Johnson & Johnson Opioid Judgment Slashed in OklahomaNovember 18, 2019 – Article
In an Oklahoma state court case watched closely for its position as an early indicator of the direction of the opioid litigation, more than $100 million has been cut off an original judgment against the pharma giant for J&J’s role in the opioid crisis. Originally, Judge Thad Balkman ordered J&J to pay $572 million on August 26; however, this amount confused the attorneys and litigants on both sides of the case. On Friday, he chopped $107 million off the amount and instead ordered the company to pay $456 million, acknowledging he made a mathematical error the first time.
In addition to being an early case in the growing number of claims against opioid medication manufacturers and suppliers, this case is also being closely monitored because it’s one of the first cases to determine that Johnson & Johnson and its subsidiary Janssen Pharmaceutical were liable for deceptive marketing practices that lead to thousands of overdose deaths around the United States.
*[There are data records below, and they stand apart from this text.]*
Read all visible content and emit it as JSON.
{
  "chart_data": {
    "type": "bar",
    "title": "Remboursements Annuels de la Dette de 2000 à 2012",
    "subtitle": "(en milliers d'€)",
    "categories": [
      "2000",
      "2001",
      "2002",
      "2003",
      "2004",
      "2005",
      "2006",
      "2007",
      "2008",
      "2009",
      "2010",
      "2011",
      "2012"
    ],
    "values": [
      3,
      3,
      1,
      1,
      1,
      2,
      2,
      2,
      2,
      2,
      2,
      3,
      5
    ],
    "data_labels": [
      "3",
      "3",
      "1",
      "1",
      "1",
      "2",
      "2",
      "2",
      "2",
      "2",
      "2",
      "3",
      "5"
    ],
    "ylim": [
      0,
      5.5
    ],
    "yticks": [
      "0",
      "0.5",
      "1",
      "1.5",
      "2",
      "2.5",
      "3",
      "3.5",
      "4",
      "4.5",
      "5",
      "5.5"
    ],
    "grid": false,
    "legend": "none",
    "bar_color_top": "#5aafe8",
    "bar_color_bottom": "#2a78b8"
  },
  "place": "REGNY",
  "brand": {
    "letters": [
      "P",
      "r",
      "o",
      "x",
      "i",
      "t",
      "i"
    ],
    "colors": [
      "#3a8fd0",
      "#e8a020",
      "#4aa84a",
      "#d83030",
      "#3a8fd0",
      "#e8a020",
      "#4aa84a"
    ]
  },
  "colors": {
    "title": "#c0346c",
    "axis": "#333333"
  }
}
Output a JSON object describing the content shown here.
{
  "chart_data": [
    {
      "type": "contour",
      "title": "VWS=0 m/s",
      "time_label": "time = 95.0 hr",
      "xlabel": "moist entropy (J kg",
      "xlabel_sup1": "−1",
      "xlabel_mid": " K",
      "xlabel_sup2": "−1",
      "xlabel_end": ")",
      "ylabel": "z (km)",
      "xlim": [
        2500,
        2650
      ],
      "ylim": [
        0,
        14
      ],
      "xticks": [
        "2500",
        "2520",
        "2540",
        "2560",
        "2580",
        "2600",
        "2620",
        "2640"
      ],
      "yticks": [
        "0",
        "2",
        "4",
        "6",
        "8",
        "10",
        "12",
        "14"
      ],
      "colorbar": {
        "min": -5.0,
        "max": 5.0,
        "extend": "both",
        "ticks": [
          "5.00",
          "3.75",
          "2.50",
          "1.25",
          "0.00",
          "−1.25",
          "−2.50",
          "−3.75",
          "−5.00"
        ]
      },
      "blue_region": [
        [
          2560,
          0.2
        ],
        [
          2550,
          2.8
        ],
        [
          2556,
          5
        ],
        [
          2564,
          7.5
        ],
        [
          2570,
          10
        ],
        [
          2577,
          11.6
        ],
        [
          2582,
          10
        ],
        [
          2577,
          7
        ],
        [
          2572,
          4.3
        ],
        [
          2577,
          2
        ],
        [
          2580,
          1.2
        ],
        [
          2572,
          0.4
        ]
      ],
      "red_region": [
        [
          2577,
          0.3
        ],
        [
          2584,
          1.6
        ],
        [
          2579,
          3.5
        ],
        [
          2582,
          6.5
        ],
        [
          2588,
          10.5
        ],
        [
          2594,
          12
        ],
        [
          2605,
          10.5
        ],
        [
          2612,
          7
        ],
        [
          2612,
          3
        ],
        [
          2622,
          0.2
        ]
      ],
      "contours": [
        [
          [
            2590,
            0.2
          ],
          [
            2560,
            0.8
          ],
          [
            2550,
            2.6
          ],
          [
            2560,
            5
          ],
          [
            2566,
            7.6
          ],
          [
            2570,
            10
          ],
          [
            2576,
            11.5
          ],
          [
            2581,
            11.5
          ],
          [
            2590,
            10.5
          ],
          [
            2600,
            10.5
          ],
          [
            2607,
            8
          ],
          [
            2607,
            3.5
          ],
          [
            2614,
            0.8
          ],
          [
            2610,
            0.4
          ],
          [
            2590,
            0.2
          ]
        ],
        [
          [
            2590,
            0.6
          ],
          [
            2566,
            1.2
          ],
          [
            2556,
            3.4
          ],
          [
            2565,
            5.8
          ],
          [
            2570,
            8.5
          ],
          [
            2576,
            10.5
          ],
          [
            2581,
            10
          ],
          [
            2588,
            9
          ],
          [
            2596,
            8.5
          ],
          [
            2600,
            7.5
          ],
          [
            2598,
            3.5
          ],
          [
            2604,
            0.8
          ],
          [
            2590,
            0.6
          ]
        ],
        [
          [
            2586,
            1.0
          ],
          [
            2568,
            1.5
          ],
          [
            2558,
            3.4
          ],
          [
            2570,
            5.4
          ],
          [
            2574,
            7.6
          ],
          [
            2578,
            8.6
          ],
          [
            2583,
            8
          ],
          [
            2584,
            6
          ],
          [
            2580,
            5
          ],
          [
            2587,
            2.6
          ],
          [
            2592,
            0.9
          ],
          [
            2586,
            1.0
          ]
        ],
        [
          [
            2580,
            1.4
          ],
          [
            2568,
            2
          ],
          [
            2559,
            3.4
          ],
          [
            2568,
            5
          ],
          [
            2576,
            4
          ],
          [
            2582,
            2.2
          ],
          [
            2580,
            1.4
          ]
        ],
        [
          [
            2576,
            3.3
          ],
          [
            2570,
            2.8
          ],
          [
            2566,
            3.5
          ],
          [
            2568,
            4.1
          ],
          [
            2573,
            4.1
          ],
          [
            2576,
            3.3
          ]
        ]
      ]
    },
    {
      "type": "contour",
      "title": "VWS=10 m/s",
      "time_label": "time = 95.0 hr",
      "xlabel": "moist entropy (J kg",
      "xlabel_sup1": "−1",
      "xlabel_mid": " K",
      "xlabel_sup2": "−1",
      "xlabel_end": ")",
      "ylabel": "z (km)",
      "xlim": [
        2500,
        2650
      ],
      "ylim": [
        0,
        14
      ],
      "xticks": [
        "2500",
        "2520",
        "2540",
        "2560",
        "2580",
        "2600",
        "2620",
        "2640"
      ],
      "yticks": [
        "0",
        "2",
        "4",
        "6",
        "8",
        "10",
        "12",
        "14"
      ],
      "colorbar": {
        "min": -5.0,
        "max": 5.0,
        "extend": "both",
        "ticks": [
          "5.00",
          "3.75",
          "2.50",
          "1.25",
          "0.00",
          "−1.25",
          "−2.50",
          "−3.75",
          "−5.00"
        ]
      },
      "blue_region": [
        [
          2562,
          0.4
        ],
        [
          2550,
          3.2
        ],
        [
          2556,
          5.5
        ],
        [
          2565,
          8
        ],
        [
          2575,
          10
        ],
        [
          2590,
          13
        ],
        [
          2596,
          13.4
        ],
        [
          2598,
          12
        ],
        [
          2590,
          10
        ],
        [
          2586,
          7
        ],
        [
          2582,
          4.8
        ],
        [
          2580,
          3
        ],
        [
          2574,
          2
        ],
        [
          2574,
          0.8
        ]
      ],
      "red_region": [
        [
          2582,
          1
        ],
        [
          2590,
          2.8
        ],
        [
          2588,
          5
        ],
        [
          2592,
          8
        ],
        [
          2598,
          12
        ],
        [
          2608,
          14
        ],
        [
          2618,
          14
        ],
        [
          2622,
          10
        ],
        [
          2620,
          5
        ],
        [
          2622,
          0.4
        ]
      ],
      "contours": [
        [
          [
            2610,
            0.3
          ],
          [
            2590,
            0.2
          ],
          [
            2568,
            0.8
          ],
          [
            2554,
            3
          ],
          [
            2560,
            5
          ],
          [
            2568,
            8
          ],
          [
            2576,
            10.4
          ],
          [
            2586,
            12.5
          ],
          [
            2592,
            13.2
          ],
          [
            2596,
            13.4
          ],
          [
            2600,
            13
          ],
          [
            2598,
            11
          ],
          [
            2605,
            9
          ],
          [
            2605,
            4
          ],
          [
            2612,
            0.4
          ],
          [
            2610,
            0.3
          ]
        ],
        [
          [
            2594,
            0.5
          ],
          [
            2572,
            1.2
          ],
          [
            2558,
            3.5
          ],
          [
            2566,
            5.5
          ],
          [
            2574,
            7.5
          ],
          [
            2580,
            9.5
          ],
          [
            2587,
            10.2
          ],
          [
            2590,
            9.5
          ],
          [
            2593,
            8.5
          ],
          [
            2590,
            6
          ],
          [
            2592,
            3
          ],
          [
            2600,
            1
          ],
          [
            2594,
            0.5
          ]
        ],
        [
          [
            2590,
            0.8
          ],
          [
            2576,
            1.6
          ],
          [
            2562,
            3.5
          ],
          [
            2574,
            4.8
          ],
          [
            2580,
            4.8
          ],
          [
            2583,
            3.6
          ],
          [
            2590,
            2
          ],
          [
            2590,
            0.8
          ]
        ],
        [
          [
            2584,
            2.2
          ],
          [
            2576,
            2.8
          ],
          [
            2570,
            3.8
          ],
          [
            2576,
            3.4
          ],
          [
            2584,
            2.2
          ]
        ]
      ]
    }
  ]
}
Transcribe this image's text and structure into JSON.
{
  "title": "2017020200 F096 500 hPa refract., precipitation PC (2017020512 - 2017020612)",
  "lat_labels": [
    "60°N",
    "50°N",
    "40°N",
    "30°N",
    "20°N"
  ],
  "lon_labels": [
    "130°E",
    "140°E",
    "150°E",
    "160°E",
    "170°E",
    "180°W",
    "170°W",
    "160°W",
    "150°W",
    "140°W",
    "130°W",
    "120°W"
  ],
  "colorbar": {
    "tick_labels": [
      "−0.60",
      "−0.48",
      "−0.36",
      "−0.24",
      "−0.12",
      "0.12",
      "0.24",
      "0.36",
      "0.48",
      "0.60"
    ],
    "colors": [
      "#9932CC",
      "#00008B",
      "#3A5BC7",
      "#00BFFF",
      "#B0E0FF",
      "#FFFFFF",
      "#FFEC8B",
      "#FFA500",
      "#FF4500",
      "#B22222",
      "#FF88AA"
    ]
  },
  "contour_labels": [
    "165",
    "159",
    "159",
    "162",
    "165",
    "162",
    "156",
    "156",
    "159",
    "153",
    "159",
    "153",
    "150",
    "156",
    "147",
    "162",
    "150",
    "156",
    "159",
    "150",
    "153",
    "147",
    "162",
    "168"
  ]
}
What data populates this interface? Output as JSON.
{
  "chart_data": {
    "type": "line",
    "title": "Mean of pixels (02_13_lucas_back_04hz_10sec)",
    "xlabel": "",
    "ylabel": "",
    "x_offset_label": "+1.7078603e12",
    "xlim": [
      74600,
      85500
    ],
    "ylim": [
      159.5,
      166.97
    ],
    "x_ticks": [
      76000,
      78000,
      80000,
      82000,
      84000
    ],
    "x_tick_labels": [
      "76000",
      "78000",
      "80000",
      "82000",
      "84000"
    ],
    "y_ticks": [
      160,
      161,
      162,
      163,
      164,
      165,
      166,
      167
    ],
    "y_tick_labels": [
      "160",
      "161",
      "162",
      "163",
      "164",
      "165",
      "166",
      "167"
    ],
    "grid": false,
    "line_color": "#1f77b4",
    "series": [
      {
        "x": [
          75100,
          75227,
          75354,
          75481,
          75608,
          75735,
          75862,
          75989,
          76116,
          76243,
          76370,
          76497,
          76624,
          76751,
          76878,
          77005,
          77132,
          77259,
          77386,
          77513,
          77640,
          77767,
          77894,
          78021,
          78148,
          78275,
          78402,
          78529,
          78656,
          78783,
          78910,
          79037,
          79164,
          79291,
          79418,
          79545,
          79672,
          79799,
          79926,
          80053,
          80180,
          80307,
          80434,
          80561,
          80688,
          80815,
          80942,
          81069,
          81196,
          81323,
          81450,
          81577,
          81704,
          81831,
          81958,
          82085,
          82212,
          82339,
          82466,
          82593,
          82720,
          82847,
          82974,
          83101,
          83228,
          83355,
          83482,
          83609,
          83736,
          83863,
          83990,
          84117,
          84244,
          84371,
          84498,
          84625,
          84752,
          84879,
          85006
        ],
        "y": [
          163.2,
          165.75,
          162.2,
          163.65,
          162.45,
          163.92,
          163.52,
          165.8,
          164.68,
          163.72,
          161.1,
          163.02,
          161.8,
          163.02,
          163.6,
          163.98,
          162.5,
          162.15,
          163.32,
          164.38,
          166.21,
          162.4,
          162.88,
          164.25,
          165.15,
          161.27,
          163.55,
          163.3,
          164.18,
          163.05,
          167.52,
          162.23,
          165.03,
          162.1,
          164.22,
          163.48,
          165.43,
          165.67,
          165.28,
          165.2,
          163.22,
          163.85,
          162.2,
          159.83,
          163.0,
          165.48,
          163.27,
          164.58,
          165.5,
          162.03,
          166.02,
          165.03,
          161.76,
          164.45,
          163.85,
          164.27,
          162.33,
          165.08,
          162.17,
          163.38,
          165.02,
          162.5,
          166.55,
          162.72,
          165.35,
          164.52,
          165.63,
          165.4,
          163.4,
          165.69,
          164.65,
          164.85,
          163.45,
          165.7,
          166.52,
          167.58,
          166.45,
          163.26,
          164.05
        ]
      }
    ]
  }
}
An issue that courts have faced is whether pharma companies that produce highly effective, but highly addictive opioid medications are responsible for the effects of the medications they produce. No doubt this decision will be used extensively by the plaintiffs’ bar in the coming months and years. Indeed, there are more than 2,500 lawsuits filed by state and local governments nationally that are consolidated in a federal MDL suit.
However, the ruling did not remove all confusion in the case. Oklahoma state attorneys asked for more than $17 billion in damages. Judge Balkman’s original order didn’t come close to that amount and his revised ruling even less so. He explained that the state failed to “present sufficient evidence of the amount of time and costs necessary, beyond year one, to abate the opioid crisis.” The Oklahoma state legislature is now considering a legal structure that implements the ruling in an ongoing basis, for up to 20 years. That would effectively amount to more than $9 billion in payments to the state to combat the crisis. J&J argued in response that Oklahoma never asserted a multi-year compensation plan and further asked for credits related to the State’s pre-trial settlements with other pharma companies, Purdue Pharma and Teva Pharmaceuticals. Judge Balkman rejected that particular proposal, but it is clear that this is only the first salvo in what will no doubt be a legal fight that will be counted in decades. For its part, J&J has vowed to appeal, so this chapter of the opioid litigation is far from over.